All this made for one of the strangest landscapes I have ever passed through, especially after a small pass about 4-5 mi into the hike. We had seen no geothermal activity until this point, and suddenly had an expansive view of several burbling, steaming geysers, and Heart Lake — our destination — in the distance. We descended from the pass:


We finally saw a small, quiet ranger’s cabin at the shore of Heart Lake. Something about walking on the gray beach of this lake gave me an intense feeling of remoteness. I felt like we had just landed on the surface of the moon, or washed ashore onto a deserted island.


I misread our campsite number on the permit, and so we continued to hike farther and farther along Heart Lake’s perimeter. Eventually we left the shoreline, and ascended slightly about 100-200 feet above the lake’s edge. The terrain was irregular and undulating, with a steep descent to the water. Once-glaciated mountains were to the west, including Mount Sheridan. The steep drop and the hummocky surface signaled to me that we were crossing a series of old moraines. The glaciers are long since gone, and the surface of these features have stabilized (somewhat) and now host vegetation. It was some rather exciting geomorphology to me, even if it meant we were off-course and overshooting our eventual campsite.


Ultimately, we backtracked to our rightful campsite, which was a good thing, because the backcountry rangers diligently come ‘round every evening and ask for permits. We were about 20 yards from the shore of Heart Lake. While wading in the lake and cleaning up from the day, I heard a splash and saw 5 small heads start moving in the water. They were river otters! They noticed and swam towards us, bobbing in the water and making (threatening?) calls at us, before they swam off. It was such a cool wildlife encounter as evening settled over the lake.

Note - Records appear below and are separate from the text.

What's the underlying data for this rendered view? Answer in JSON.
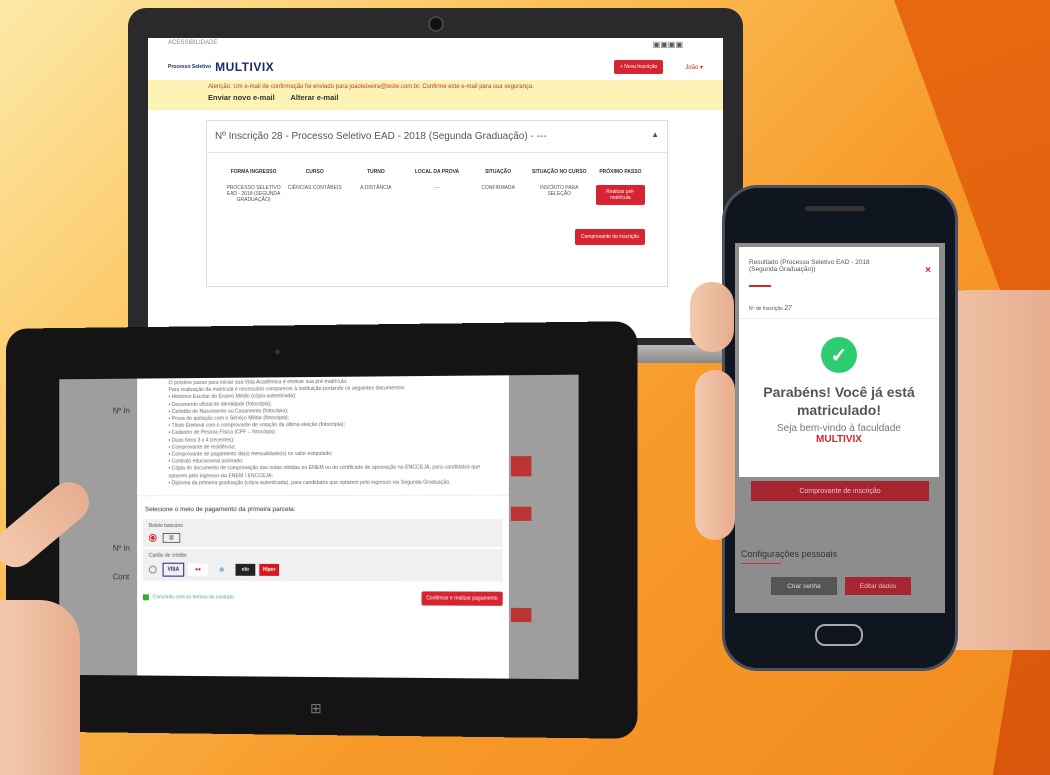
{
  "laptop": {
    "top_link": "ACESSIBILIDADE",
    "logo_small": "Processo Seletivo",
    "logo": "MULTIVIX",
    "new_btn": "+ Nova Inscrição",
    "user": "João ▾",
    "alert_text": "Atenção: Um e-mail de confirmação foi enviado para joaoteixeira@teste.com.br. Confirme este e-mail para sua segurança.",
    "resend": "Enviar novo e-mail",
    "change": "Alterar e-mail",
    "card_title": "Nº Inscrição 28 - Processo Seletivo EAD - 2018 (Segunda Graduação) - ---",
    "columns": [
      {
        "h": "FORMA INGRESSO",
        "v": "PROCESSO SELETIVO EAD - 2018 (SEGUNDA GRADUAÇÃO)"
      },
      {
        "h": "CURSO",
        "v": "CIÊNCIAS CONTÁBEIS"
      },
      {
        "h": "TURNO",
        "v": "A DISTÂNCIA"
      },
      {
        "h": "LOCAL DA PROVA",
        "v": "---"
      },
      {
        "h": "SITUAÇÃO",
        "v": "CONFIRMADA"
      },
      {
        "h": "SITUAÇÃO NO CURSO",
        "v": "INSCRITO PARA SELEÇÃO"
      }
    ],
    "next_step_h": "PRÓXIMO PASSO",
    "next_step_btn": "Realizar pré-matrícula",
    "receipt_btn": "Comprovante de inscrição"
  },
  "tablet": {
    "side_label": "Nº In",
    "docs": [
      "O próximo passo para iniciar sua Vida Acadêmica é efetivar sua pré-matrícula.",
      "Para realização da matrícula é necessário comparecer à instituição portando os seguintes documentos:",
      "• Histórico Escolar do Ensino Médio (cópia autenticada);",
      "• Documento oficial de identidade (fotocópia);",
      "• Certidão de Nascimento ou Casamento (fotocópia);",
      "• Prova de quitação com o Serviço Militar (fotocópia);",
      "• Título Eleitoral com o comprovante de votação da última eleição (fotocópia);",
      "• Cadastro de Pessoa Física (CPF – fotocópia);",
      "• Duas fotos 3 x 4 (recentes);",
      "• Comprovante de residência;",
      "• Comprovante de pagamento da(s) mensalidade(s) no valor estipulado;",
      "• Contrato educacional assinado;",
      "• Cópia do documento de comprovação das notas obtidas no ENEM ou do certificado de aprovação no ENCCEJA, para candidatos que optarem pelo ingresso via ENEM / ENCCEJA;",
      "• Diploma da primeira graduação (cópia autenticada), para candidatos que optarem pelo ingresso via Segunda Graduação."
    ],
    "pay_title": "Selecione o meio de pagamento da primeira parcela:",
    "boleto": "Boleto bancário",
    "boleto_icon": "barcode-icon",
    "cartao": "Cartão de crédito",
    "cards": [
      "VISA",
      "MC",
      "Diners",
      "elo",
      "Hiper"
    ],
    "agree": "Concordo com os termos do contrato",
    "confirm": "Confirmar e realizar pagamento",
    "bg_label_1": "Nº In",
    "bg_label_2": "Cont"
  },
  "phone": {
    "title": "Resultado (Processo Seletivo EAD - 2018 (Segunda Graduação))",
    "close": "×",
    "insc_label": "Nº de Inscrição",
    "insc_value": "27",
    "congrats": "Parabéns! Você já está matriculado!",
    "welcome": "Seja bem-vindo à faculdade",
    "brand": "MULTIVIX",
    "receipt": "Comprovante de inscrição",
    "config": "Configurações pessoais",
    "btn_password": "Criar senha",
    "btn_edit": "Editar dados"
  },
  "colors": {
    "accent": "#d62430",
    "success": "#2ecc71",
    "background": "#f79a2a"
  }
}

We awoke to fog the next day, and waited for the sun to emerge and dry our gear. We spoke to the ranger on our way out about where in the geothermal area we could swim, and he directed us to Witch Creek, about 2 miles back toward the pass. Park rules state you can only soak in water bodies that have a current. So we did this, and it was amazing to take off a heavy pack, and relax in a natural, flowing “spa.” Every backcountry trip should come equipped with a natural “spa,” to help work out all the tension in the back and neck!

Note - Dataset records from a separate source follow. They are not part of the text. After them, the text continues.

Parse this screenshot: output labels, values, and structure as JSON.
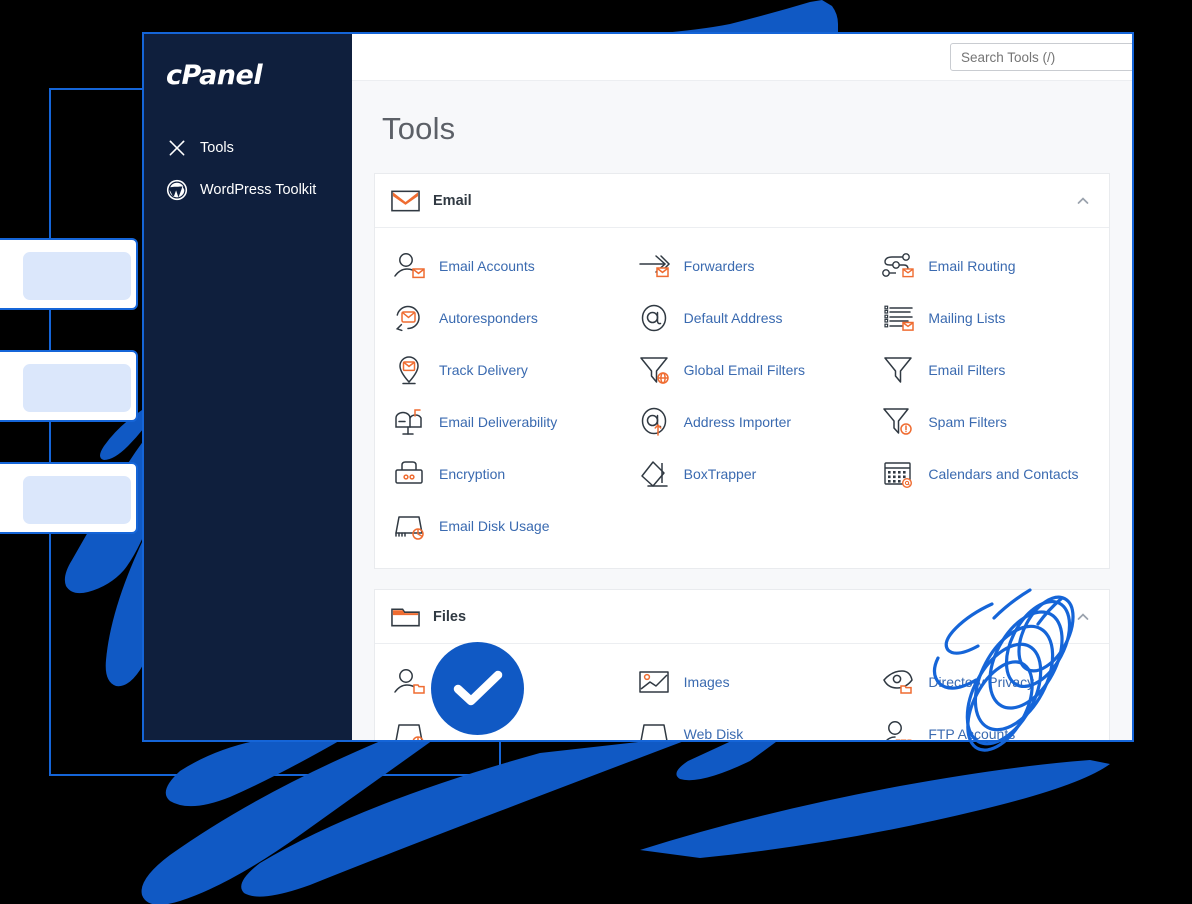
{
  "window": {
    "brand": "cPanel",
    "page_title": "Tools"
  },
  "search": {
    "placeholder": "Search Tools (/)",
    "value": ""
  },
  "sidebar": {
    "items": [
      {
        "label": "Tools",
        "icon": "tools-icon"
      },
      {
        "label": "WordPress Toolkit",
        "icon": "wordpress-icon"
      }
    ]
  },
  "sections": [
    {
      "id": "email",
      "title": "Email",
      "icon": "envelope-icon",
      "collapse_icon": "chevron-up-icon",
      "tools": [
        {
          "label": "Email Accounts",
          "icon": "user-envelope-icon"
        },
        {
          "label": "Forwarders",
          "icon": "arrow-envelope-icon"
        },
        {
          "label": "Email Routing",
          "icon": "routing-envelope-icon"
        },
        {
          "label": "Autoresponders",
          "icon": "circle-arrow-envelope-icon"
        },
        {
          "label": "Default Address",
          "icon": "at-sign-icon"
        },
        {
          "label": "Mailing Lists",
          "icon": "list-envelope-icon"
        },
        {
          "label": "Track Delivery",
          "icon": "pin-envelope-icon"
        },
        {
          "label": "Global Email Filters",
          "icon": "funnel-globe-icon"
        },
        {
          "label": "Email Filters",
          "icon": "funnel-icon"
        },
        {
          "label": "Email Deliverability",
          "icon": "mailbox-icon"
        },
        {
          "label": "Address Importer",
          "icon": "at-sign-arrow-icon"
        },
        {
          "label": "Spam Filters",
          "icon": "funnel-alert-icon"
        },
        {
          "label": "Encryption",
          "icon": "lock-dots-icon"
        },
        {
          "label": "BoxTrapper",
          "icon": "box-trap-icon"
        },
        {
          "label": "Calendars and Contacts",
          "icon": "calendar-at-icon"
        },
        {
          "label": "Email Disk Usage",
          "icon": "disk-pie-icon"
        }
      ]
    },
    {
      "id": "files",
      "title": "Files",
      "icon": "folder-icon",
      "collapse_icon": "chevron-up-icon",
      "tools": [
        {
          "label": "",
          "icon": "user-folder-icon"
        },
        {
          "label": "Images",
          "icon": "image-icon"
        },
        {
          "label": "Directory Privacy",
          "icon": "eye-folder-icon"
        },
        {
          "label": "",
          "icon": "disk-pie-icon"
        },
        {
          "label": "Web Disk",
          "icon": "disk-icon"
        },
        {
          "label": "FTP Accounts",
          "icon": "user-ftp-icon"
        }
      ]
    }
  ],
  "overlays": {
    "check_badge": {
      "icon": "check-circle-icon",
      "color": "#1059c4"
    },
    "scribble": {
      "icon": "scribble-annotation-icon",
      "color": "#1565d8"
    }
  },
  "background": {
    "mini_cards": [
      {
        "dots": "three-dots"
      },
      {
        "dots": "three-dots"
      },
      {
        "dots": "three-dots"
      }
    ],
    "accent_color": "#1565d8",
    "brush_color": "#1059c4",
    "page_background": "#000000"
  }
}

One of the allures of backpacking for me is the experience of traversing a landscape, with time to observe the changes in vegetation, terrain, and geology. This was one of the most unique backpacking trips I’ve done. I enjoyed the shared experience with John, and had never seen so many earth processes at close range that all interplayed to create this landscape of geyser activity, wildfire scars, and glaciation.